Helena Janeczek, che nei suoi “romanzi” (sono romanzi e non lo sono — è stata la prima scrittrice contemporanea ad ribadire lo squarcio) utilizza una lingua che non è la lingua madre, è spesso ricorsa all’espressionismo per fare giungere il lettore a vertigini quasi insostenibili (si consideri l’appendice a Cibo, il suo libro più recente). Il fatto che Janeczek sia anche poetessa riconosciuta le dà agio di mutare facilmente i protocolli stilistici? No. E’ con una pressione fortissima che l’autrice scrive il racconto qui presente: una pressione linguistica e immaginale. E’ una sorta di postura à la Houellebecq, in un luogo e in una situazione che i conoscitori e gli ammiratori della letteratura di Janeczek non si attenderebbero. Si è in Madagascar e si ha paura, poiché sembra di pattinare su una superficie di ghiaccio, e il ghiaccio è interiore ed estraneo alla protagonista, inserita in un triangolo per nulla filadelfo, che installa, una volta di più, la tragedia secondo un climax non tragico. La tragedia non incombe e, quando esplode, è ignorata, relegata allo spazio vergognoso in cui sono pressate le junkie humanities. Il sollievo per la salvezza è sbilanciato da una tragedia che sarebbe ignorata, che di fatto ogni giorno viene ignorata. Eppure nulla è sociologico in ciò che muove la scrittrice tra elementi che potrebbero apparire sociologici e, di fatto lo sono: è proprio attraverso ciò che viene mutuato (l’innesco cronachistico, per esempio), che Janeczek fa penetrare l’altro: cioè, ancora una volta, il disumano nell’umano.

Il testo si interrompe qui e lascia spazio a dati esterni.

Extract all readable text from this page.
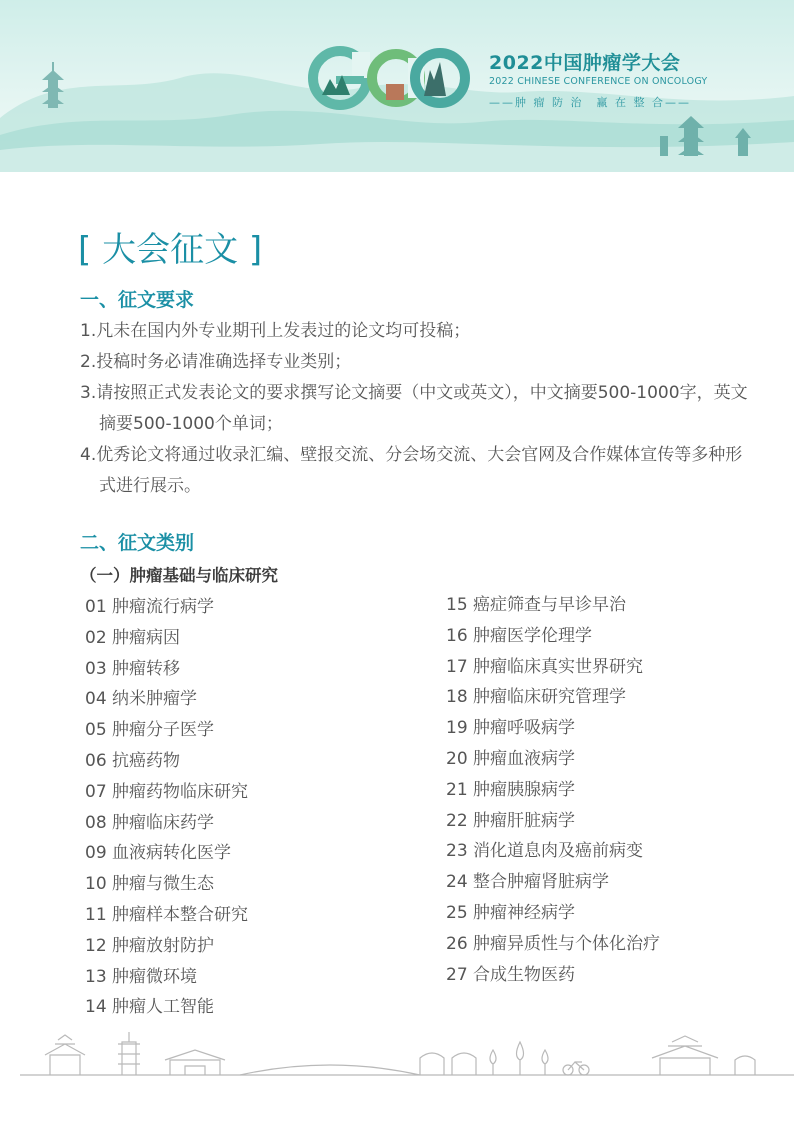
2022中国肿瘤学大会
2022 CHINESE CONFERENCE ON ONCOLOGY
——肿 瘤 防 治　赢 在 整 合——
[ 大会征文 ]
一、征文要求
1.凡未在国内外专业期刊上发表过的论文均可投稿；
2.投稿时务必请准确选择专业类别；
3.请按照正式发表论文的要求撰写论文摘要（中文或英文），中文摘要500-1000字，英文摘要500-1000个单词；
4.优秀论文将通过收录汇编、壁报交流、分会场交流、大会官网及合作媒体宣传等多种形式进行展示。
二、征文类别
（一）肿瘤基础与临床研究
01 肿瘤流行病学
02 肿瘤病因
03 肿瘤转移
04 纳米肿瘤学
05 肿瘤分子医学
06 抗癌药物
07 肿瘤药物临床研究
08 肿瘤临床药学
09 血液病转化医学
10 肿瘤与微生态
11 肿瘤样本整合研究
12 肿瘤放射防护
13 肿瘤微环境
14 肿瘤人工智能
15 癌症筛查与早诊早治
16 肿瘤医学伦理学
17 肿瘤临床真实世界研究
18 肿瘤临床研究管理学
19 肿瘤呼吸病学
20 肿瘤血液病学
21 肿瘤胰腺病学
22 肿瘤肝脏病学
23 消化道息肉及癌前病变
24 整合肿瘤肾脏病学
25 肿瘤神经病学
26 肿瘤异质性与个体化治疗
27 合成生物医药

Veronica Raimo, dopo avere pubblicato con successo Il dolore secondo Matteo, scrive del dolore secondo lei. Ed è una storia di abbattimento e violenza, di riscatto e vendetta che è cieca, non tanto per le modalità, che appaiono casuali coincidenze, quanto perché la vendetta non mira a nulla, a nessun esito concreto, nemmeno al guadagno e alla pacificazione interiore: il suo termine è un tremolio indeciso, una porta che rimane aperta, un’immagine del passato che rimanda a un futuro da vivere. Il tutto è condotto con una lingua che potrei definire esatta, indefettibile — il segnale di una consapevolezza precoce, che si situa come il prossimo confine da superare. Esorbitare dalla consapevolezza è già in questo racconto il cuore della scrittura di Veronica Raimo, proprio per la rappresentazione su schermo di una vicenda che strappa alle strategie la propria verità e si espone nuda com’è la consapevolezza, prima che la si avverta come un vestito, eventualmente da strappare. Talento linguistico indiscusso, quest’autrice, con la domanda profonda che costituisce il finale del suo racconto, indica una strada percorribile, da percorrere.
Il filo rosso che lega tutti questi racconti non è tanto il dramma della “questione femminile”: lo è tematicamente e per quintessenza. Ciò che lega tutte le scrittrici di questo Best Off 2008 è lo sfondamento verso la tragedia: la riproposizione di un gesto non soltanto letterario, che appartiene all’arcaico, riproposto nel presente, con modalità e stili diversissimi tra loro. Credo che sia un punto determinante: da meditare e da cogliere, da inverare politicamente, essendo esso stesso la verità muta e urlata che queste otto scrittrici contemporanee esplicitano, obbligando tutti, lettori e scrittori e addetti alla cultura, a praticarlo. E’ l’elemento decisivo del nostro presente.